Related to the topic of password strength, I'd be interested in your thoughts on the practice of various websites / corporate environments requiring users to change our password every 30 / 60 / 90 days. If we're all using a strong(ish) password with a combination of upper/lower-case letters, numbers & symbols etc, are using separate passwords for each site and are storing these in a password safe, is there any benefit in having to change passwords all the time? I am regularly frustrated by the requirement and see no benefit in it.
This is generally considered a bad practice. Users who have strong passwords don’t need to change passwords. And confronting users who have weak passwords with the requirement to change passwords will usually result in a minimal variation of the previous password, if not even in a weaker password. Security experts generally recommend against it.
In all the discussions on password entropy, i have never seen anything that takes into account that surely the attacker also needs to guess the length and format of the password for these entropy numbers to be valid? Or is there some simple way that an attacker can establish password length, character set or password format from the encrypted blob before they start guessing? Please could you explain what am i missing here? Thanks
The password length is growing “automatically” as the complexity of the guesses increases. The other factors need to be guessed, though these don’t add as many entropy bits as one would wish.
Of course, anything that’s known about the password helps weed out wrong guesses early. So a vendor storing password complexity information next to the hashed password actually makes the password easier to guess. Same goes for any boasting about one’s passwords on social networks.

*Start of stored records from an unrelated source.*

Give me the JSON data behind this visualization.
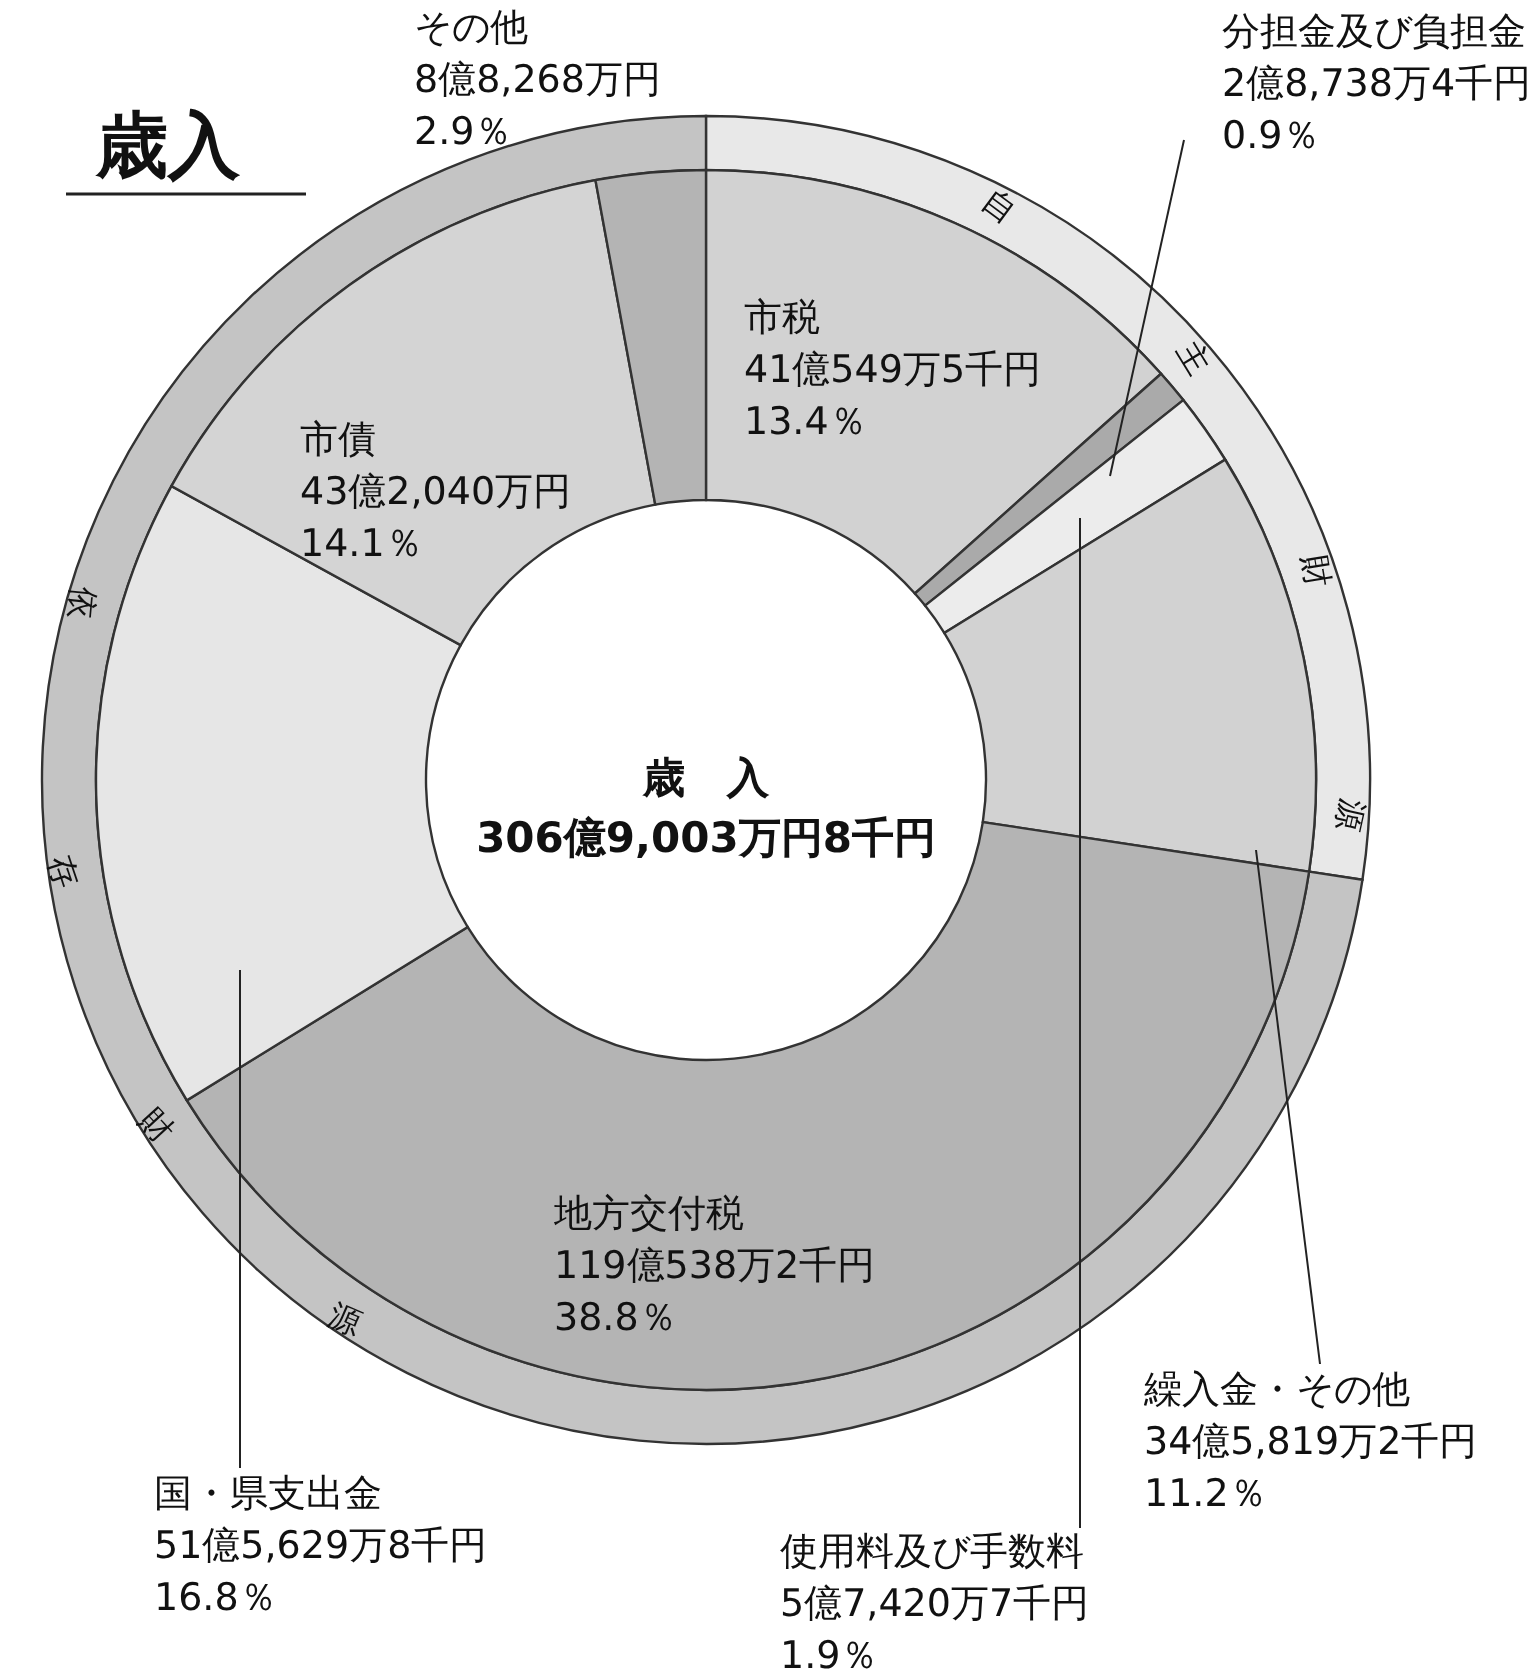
{
  "chart_data": [
    {
      "type": "donut",
      "title": "歳入",
      "annotations": [
        "歳　入",
        "306億9,003万円8千円"
      ],
      "categories": [
        "市税",
        "分担金及び負担金",
        "使用料及び手数料",
        "繰入金・その他",
        "地方交付税",
        "国・県支出金",
        "市債",
        "その他"
      ],
      "values": [
        13.4,
        0.9,
        1.9,
        11.2,
        38.8,
        16.8,
        14.1,
        2.9
      ],
      "colors": [
        "#d2d2d2",
        "#aaaaaa",
        "#ececec",
        "#d2d2d2",
        "#b4b4b4",
        "#e6e6e6",
        "#d4d4d4",
        "#b4b4b4"
      ],
      "value_labels": [
        "41億549万5千円\n13.4％",
        "2億8,738万4千円\n0.9％",
        "5億7,420万7千円\n1.9％",
        "34億5,819万2千円\n11.2％",
        "119億538万2千円\n38.8％",
        "51億5,629万8千円\n16.8％",
        "43億2,040万円\n14.1％",
        "8億8,268万円\n2.9％"
      ]
    },
    {
      "type": "donut",
      "categories": [
        "自主財源",
        "依存財源"
      ],
      "values": [
        27.4,
        72.6
      ],
      "colors": [
        "#e8e8e8",
        "#c4c4c4"
      ]
    }
  ]
}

I can see some logic to that, but surely password guessing strategies don't simply guess passwords in length order do they? For example, i would assume that they would guess something like Password1 long before it would guess something like gf7% even though Password1 is longer (obviously not arguing either of these are secure, just trying to illustrate a point)
Similarly with your point about song lyrics for passwords, those seem long but probably are quite commonly used so would presumably be quite high on the password guessing list compared to something shorter but based on a less common password picking strategy. Even sticking with the song lyrics, surely it is not as simple as saying entropy is based on number of lines from popular songs. Surely the 20bits of entropy that you suggest for this method is further increased because the attacker is likely to guess passwords from a few other methods first (i.e. the rockyou list, common names and dates lists etc) before they start guessing song lyrics. Similarly even adding a single non obvious character somewhere in an otherwise common password should add a fair bit of entropy because the password guesser surely has to guess not just the correct extra character, but also where that character is. If they dont know how long the password is, they surely don't know that they have just "missed" a password guess hy a single character and will likely carry on guessing their next most probable guess rather than itterating through all the combinations of capitalisations, character substitutions or random character insertions for the guess that just failed. E.g. if we took the example password of "BaaBaaBlackSheep", surely changing it to "BaaBaa2BlackSheep" would make it significantly harder to guess because if you dont know password strategy, you wouldnt know why "BaaBaaBlackSheep" guess had failed, and to find the correct inserted character and the correct location for it would add a huge number of combinations, let alone the chances are that the attacker would probably move on to the next password guess altogether, maybe "wheelsonthebus" or something.
Not trying to be difficult here, but just trying to understand what i am missing?